Poco a poco los sonidos de las voces de los comandantes regresaron así como el calor de la chimenea y la luz de las antorchas. El cazador vio a la sacerdotisa en su posición original, al otro lado de la mesa como si nada hubiera sucedido.

—Mi dama —dijo el comandante Vladair—, ¿queréis decir que debemos unirnos con los vampiros?

—No todos —contestó ella—. Debéis enviar una delegación entre la sangre joven de la nueva generación para establecer la alianza que calme la ira de los dioses.

—¿Y qué hay de los lobos? —preguntó Karan, todavía impactado por la imágenes que antes viera— Dijiste que vampiros, cazadores y cambia formas habíamos ofendido a los dioses, pero ahora dices que solo vampiros y cazadores debemos unirnos.

—Los lobos están más allá del perdón —contestó el druida Amergin—. Vosotros debéis uniros a los vampiros para luchar contra ellos.

—Los vampiros nunca han querido enfrentar a los cambia formas. ¿Por qué querrían ahora hacerlo? —preguntó Karan.

—Porque lo demanda Morrigan, la reina espectral —respondió Melifer, mirándolo a los ojos—. Ellos saben que deben obedecer.

—Teníamos una alianza de paz con los vampiros y ahora pretenden que nos unamos a ellos para hacerles la guerra a los lobos— retumbó, enojada en la sala, la voz de Karan que en ningún momento había mostrado el respeto debido a los druidas.

—Todos obedeceremos el designio de los dioses y a sus delegados, los druidas— decretó el comandante Vladair, zanjando la discusión.

Karan resopló consternado. De nuevo le parecía una imprudencia el supuesto designio de los dioses. Quería abandonar la sala, pero hacerlo constituiría una afrenta a sus líderes.
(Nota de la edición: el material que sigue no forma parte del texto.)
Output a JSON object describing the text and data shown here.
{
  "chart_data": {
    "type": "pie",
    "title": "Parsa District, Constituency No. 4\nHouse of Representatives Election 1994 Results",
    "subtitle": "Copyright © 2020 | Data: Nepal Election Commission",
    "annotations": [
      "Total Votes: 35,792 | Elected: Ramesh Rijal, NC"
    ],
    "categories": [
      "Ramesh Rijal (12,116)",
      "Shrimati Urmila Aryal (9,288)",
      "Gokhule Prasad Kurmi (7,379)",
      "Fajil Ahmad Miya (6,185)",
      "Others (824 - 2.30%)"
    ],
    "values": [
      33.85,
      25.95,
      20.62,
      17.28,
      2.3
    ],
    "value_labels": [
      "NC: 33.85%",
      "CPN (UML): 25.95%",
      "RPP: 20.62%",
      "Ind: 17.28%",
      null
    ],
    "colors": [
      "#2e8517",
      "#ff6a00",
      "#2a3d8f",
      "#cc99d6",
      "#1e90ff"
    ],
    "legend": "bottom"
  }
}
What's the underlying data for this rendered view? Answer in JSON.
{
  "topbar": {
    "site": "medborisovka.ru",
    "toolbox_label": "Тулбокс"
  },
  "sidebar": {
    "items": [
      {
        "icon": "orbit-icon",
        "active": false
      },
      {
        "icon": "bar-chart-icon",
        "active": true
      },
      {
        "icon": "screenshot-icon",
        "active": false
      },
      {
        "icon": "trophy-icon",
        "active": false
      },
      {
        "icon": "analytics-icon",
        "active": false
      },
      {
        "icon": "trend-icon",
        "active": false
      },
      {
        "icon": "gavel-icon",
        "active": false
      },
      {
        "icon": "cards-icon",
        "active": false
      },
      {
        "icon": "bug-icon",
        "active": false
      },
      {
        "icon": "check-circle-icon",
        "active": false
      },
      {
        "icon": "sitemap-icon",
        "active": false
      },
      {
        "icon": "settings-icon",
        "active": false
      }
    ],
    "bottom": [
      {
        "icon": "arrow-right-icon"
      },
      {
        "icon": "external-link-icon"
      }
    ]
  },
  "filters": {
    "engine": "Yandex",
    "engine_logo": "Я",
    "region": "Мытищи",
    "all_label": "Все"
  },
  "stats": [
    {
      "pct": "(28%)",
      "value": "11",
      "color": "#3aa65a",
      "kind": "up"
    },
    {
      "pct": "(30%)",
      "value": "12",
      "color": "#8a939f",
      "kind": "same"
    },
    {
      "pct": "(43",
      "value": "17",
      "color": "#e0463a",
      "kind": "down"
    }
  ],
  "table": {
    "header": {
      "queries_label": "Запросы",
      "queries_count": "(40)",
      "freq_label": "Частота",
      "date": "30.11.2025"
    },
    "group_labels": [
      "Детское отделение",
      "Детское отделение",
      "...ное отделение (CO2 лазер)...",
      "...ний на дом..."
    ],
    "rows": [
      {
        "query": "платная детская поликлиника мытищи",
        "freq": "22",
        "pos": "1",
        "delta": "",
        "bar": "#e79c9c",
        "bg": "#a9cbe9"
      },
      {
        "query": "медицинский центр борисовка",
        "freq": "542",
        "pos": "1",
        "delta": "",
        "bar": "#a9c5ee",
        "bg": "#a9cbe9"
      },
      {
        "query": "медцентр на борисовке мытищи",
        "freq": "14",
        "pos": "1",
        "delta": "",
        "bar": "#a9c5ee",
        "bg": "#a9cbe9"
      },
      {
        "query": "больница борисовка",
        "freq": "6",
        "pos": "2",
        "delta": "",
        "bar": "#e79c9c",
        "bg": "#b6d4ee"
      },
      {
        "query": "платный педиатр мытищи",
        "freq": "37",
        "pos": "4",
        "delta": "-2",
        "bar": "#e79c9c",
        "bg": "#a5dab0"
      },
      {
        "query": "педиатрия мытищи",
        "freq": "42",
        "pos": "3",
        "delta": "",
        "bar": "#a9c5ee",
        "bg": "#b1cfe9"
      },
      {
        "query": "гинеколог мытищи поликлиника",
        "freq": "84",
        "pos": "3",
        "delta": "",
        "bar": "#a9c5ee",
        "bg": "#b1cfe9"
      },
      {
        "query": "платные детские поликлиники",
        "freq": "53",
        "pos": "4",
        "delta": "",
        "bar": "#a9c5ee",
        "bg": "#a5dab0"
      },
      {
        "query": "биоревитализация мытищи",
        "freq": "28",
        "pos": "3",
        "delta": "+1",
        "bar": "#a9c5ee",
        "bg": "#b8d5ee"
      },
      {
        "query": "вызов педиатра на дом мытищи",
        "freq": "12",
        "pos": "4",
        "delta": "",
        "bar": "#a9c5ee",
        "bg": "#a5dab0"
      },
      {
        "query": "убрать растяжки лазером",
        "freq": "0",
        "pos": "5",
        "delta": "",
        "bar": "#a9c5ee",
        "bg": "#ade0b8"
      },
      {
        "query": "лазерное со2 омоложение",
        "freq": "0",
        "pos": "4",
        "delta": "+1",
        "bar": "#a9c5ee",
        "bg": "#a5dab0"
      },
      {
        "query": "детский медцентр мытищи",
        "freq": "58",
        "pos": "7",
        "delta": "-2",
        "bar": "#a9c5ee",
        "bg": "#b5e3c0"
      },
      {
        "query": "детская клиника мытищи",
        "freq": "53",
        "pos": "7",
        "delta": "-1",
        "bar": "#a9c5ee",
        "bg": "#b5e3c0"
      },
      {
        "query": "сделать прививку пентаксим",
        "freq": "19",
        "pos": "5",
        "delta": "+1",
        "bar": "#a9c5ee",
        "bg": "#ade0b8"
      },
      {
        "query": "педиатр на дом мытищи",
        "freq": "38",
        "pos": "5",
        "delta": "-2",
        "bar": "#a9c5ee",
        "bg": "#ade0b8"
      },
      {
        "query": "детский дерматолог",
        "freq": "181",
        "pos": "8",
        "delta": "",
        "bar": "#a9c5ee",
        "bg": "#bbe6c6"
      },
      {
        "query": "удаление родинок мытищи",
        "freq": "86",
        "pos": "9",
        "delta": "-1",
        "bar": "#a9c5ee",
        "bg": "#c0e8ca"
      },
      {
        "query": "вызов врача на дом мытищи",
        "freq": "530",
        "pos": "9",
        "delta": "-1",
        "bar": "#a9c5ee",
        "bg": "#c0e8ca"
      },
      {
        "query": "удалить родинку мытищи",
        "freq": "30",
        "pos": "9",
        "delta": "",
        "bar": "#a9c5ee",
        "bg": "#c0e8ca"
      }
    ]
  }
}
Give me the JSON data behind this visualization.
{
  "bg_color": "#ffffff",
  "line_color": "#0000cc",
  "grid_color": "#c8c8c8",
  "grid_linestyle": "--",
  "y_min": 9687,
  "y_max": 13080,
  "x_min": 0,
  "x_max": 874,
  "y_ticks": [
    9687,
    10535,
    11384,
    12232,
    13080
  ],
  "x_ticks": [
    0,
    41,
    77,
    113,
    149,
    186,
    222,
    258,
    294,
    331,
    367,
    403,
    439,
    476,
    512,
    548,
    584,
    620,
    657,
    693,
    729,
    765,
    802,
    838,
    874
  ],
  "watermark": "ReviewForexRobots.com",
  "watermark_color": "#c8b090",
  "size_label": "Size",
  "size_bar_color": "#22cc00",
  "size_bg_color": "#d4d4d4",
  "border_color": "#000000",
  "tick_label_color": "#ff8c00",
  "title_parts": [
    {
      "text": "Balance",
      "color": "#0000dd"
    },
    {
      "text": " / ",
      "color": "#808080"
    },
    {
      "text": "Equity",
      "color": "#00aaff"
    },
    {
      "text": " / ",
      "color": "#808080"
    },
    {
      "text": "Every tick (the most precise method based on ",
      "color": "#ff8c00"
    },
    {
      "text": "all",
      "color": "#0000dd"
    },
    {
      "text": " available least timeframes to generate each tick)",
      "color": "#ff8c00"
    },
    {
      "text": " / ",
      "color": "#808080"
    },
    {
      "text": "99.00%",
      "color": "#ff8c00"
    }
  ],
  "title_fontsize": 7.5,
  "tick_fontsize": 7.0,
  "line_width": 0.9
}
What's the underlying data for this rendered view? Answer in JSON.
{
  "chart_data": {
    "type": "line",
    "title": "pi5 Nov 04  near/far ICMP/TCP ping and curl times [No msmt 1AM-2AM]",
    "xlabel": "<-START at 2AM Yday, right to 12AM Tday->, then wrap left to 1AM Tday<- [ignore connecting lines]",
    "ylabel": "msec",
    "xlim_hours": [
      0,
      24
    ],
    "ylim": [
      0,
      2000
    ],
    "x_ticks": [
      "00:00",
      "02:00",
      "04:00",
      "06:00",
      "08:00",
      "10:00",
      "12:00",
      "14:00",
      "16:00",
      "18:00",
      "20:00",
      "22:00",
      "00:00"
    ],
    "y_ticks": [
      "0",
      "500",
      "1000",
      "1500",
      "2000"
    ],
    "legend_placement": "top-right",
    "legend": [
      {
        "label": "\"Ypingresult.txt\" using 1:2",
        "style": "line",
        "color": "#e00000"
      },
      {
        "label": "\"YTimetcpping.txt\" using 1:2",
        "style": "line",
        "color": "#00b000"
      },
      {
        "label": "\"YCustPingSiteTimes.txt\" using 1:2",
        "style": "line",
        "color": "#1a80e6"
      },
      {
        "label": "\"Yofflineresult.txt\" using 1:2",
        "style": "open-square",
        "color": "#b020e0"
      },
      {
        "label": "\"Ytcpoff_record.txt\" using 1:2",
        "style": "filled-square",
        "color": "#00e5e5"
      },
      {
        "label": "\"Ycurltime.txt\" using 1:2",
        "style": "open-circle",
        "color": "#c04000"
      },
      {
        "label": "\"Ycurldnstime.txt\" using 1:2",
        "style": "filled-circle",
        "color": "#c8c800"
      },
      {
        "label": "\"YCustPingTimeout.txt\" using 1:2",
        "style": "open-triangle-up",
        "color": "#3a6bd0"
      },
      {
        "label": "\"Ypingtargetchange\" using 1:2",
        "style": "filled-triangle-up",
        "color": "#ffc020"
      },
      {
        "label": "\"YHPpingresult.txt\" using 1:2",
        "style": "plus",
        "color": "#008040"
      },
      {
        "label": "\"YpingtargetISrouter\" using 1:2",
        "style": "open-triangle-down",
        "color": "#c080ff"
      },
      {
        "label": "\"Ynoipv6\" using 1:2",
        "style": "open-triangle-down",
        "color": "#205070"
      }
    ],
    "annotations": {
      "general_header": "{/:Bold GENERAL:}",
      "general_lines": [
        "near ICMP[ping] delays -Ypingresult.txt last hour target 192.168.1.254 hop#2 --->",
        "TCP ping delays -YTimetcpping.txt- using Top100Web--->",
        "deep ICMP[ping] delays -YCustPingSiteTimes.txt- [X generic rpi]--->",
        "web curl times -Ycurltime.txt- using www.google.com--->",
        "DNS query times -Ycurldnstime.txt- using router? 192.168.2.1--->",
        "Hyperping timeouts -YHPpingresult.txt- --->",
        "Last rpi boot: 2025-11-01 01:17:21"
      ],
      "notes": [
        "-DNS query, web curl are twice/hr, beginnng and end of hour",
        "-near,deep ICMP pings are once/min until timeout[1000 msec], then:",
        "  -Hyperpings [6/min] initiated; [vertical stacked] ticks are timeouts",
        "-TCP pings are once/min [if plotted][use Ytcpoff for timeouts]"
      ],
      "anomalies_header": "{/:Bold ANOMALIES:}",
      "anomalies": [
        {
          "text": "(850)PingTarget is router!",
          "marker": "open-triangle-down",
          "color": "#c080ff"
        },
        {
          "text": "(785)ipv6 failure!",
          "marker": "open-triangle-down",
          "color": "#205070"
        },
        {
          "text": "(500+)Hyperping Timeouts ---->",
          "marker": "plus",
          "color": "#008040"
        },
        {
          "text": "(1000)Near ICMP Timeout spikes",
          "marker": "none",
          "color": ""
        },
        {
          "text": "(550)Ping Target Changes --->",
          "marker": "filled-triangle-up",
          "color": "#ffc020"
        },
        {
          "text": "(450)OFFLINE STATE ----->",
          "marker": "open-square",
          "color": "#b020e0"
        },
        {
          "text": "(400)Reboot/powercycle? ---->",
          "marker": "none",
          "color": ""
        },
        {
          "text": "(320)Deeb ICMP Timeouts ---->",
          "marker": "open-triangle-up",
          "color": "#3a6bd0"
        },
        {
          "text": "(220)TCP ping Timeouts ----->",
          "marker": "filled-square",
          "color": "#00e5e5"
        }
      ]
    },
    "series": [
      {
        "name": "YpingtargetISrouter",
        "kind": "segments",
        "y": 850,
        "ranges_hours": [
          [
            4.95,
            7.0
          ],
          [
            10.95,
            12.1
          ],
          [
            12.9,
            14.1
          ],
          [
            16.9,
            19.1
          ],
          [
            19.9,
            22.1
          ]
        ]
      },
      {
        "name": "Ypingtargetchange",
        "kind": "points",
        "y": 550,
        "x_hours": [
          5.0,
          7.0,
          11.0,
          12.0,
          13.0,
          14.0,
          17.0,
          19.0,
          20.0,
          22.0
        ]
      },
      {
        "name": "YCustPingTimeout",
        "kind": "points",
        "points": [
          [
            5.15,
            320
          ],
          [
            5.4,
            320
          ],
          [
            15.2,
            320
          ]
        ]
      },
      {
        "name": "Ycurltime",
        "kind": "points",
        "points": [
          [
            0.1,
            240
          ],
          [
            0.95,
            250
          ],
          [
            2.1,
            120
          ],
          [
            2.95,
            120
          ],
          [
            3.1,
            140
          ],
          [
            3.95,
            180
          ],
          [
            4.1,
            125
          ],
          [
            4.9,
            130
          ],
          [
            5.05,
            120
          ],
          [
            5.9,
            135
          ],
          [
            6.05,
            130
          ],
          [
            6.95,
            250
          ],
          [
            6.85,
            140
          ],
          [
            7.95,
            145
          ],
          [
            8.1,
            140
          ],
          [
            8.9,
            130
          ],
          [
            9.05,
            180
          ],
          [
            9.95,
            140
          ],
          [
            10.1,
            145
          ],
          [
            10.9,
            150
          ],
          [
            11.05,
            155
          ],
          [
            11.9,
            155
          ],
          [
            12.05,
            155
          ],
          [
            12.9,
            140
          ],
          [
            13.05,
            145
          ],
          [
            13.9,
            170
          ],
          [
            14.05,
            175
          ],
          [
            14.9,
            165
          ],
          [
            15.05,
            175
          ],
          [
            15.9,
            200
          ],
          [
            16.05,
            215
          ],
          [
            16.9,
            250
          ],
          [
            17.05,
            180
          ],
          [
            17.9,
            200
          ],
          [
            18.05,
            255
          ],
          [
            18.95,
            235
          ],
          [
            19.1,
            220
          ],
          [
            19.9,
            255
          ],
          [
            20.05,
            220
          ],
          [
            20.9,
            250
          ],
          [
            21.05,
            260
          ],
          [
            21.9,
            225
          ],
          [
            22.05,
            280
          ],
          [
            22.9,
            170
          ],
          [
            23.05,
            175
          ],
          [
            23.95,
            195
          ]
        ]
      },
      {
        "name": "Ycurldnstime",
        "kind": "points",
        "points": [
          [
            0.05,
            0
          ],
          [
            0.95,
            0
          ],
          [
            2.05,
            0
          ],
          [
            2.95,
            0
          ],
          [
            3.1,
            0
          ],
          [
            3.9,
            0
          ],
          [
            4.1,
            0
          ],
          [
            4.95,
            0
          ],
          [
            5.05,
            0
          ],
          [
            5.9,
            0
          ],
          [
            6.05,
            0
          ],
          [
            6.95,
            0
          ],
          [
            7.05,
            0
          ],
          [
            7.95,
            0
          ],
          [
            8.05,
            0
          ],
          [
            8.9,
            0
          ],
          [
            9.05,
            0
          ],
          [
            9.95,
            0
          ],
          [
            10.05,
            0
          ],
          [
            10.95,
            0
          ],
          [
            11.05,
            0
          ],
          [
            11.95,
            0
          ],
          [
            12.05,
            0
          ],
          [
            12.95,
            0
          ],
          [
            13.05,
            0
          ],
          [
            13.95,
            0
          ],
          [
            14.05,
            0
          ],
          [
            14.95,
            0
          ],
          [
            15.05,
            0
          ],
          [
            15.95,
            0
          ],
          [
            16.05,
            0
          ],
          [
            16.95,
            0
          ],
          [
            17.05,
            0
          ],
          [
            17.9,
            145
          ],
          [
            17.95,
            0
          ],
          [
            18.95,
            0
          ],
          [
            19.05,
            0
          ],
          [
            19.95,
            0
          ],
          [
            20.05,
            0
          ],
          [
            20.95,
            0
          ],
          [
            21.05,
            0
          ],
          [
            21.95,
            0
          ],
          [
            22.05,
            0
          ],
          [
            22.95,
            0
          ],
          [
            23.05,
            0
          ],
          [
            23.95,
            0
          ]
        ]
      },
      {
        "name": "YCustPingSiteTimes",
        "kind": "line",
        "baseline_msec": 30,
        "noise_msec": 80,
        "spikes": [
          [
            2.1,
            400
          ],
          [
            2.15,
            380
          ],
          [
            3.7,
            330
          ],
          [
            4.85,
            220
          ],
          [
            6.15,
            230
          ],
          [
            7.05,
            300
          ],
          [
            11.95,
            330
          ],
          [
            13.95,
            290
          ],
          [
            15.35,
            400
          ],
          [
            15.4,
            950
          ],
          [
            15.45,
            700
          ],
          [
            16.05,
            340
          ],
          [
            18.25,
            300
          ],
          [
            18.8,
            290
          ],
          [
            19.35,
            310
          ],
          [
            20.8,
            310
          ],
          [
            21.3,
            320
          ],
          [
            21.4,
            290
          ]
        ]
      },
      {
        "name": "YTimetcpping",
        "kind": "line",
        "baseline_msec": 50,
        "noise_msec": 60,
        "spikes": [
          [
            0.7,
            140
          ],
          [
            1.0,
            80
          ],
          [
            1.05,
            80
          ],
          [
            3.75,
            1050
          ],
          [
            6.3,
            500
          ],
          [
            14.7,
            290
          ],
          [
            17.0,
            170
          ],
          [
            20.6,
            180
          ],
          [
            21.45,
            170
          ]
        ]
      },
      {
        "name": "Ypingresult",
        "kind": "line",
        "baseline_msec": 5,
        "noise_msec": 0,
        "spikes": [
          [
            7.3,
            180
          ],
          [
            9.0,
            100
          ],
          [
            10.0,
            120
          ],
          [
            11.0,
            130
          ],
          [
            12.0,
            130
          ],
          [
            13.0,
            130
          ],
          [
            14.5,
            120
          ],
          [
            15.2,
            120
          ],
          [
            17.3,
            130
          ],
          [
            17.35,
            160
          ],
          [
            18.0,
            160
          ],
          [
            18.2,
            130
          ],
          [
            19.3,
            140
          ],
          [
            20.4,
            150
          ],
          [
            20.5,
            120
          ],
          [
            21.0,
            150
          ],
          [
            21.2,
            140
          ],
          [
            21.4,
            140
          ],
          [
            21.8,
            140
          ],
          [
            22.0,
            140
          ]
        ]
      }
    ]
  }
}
—¿Y por los vampiros? —preguntó el delegado de Gales— ¿Quién será el elegido de ellos?

—Eso lo determinará su clan y su rey —contestó la sacerdotisa sin demora y sin aparatar la mirada de Karan. 

***Hola mis amores. ¿ Que les ha parecido está nueva historia?

Acá abajo les aclaro algunos términos.

Druida: En la antigua comunidad celta los druidas ejercían como líderes tanto religiosos como morales. Eran ellos los encargados de administrar justicia y realizar ritos religiosos. Todo asunto de difícil resolución era consultado a estás figuras de autoridad.

Bandrui: En la antigua cultura celta las bandrui eran las mujeres druidas o druidesas.  Algunas fuentes señalan que eran esposas de druidas, otras hablan de mujeres solteras, dedicadas más que todo a la adivinación.

Morrigan: La reina espectral. En el panteón de dioses celta, Morrigan es la diosa de la guerra, encargada de infundir la ira y el deseo de victoria en los guerreros. También era venerada como diosa de la muerte, la destrucción y la magia negra. Algunos la llaman la diosa fantasma o diosa oscura.

Dagda: Era el dios bueno o dios de la magia blanca. Representa un dios de gran poder, rey de la magia, padre universal y un gran guerrero.

Samonios: en el calendario celta, los meses de samonios corresponden a los del otoño e invierno, también llamados los meses oscuros.

Samhain: Antigua celebración celta celebrada a mediados de otoño en la noche entre el 31 de octubre y el 1 de Noviembre. 

Torque: Collar rígido de metal, generalmente bronce aunque podían ser de plata y oro, abierto adelante. Era usado como distintivo de nobleza o entre guerreros para demostrar sus hazañas en batalla. Que un guerrero celta perdiera su torque podía considerarse como desarmado aunque mantuviera su espada.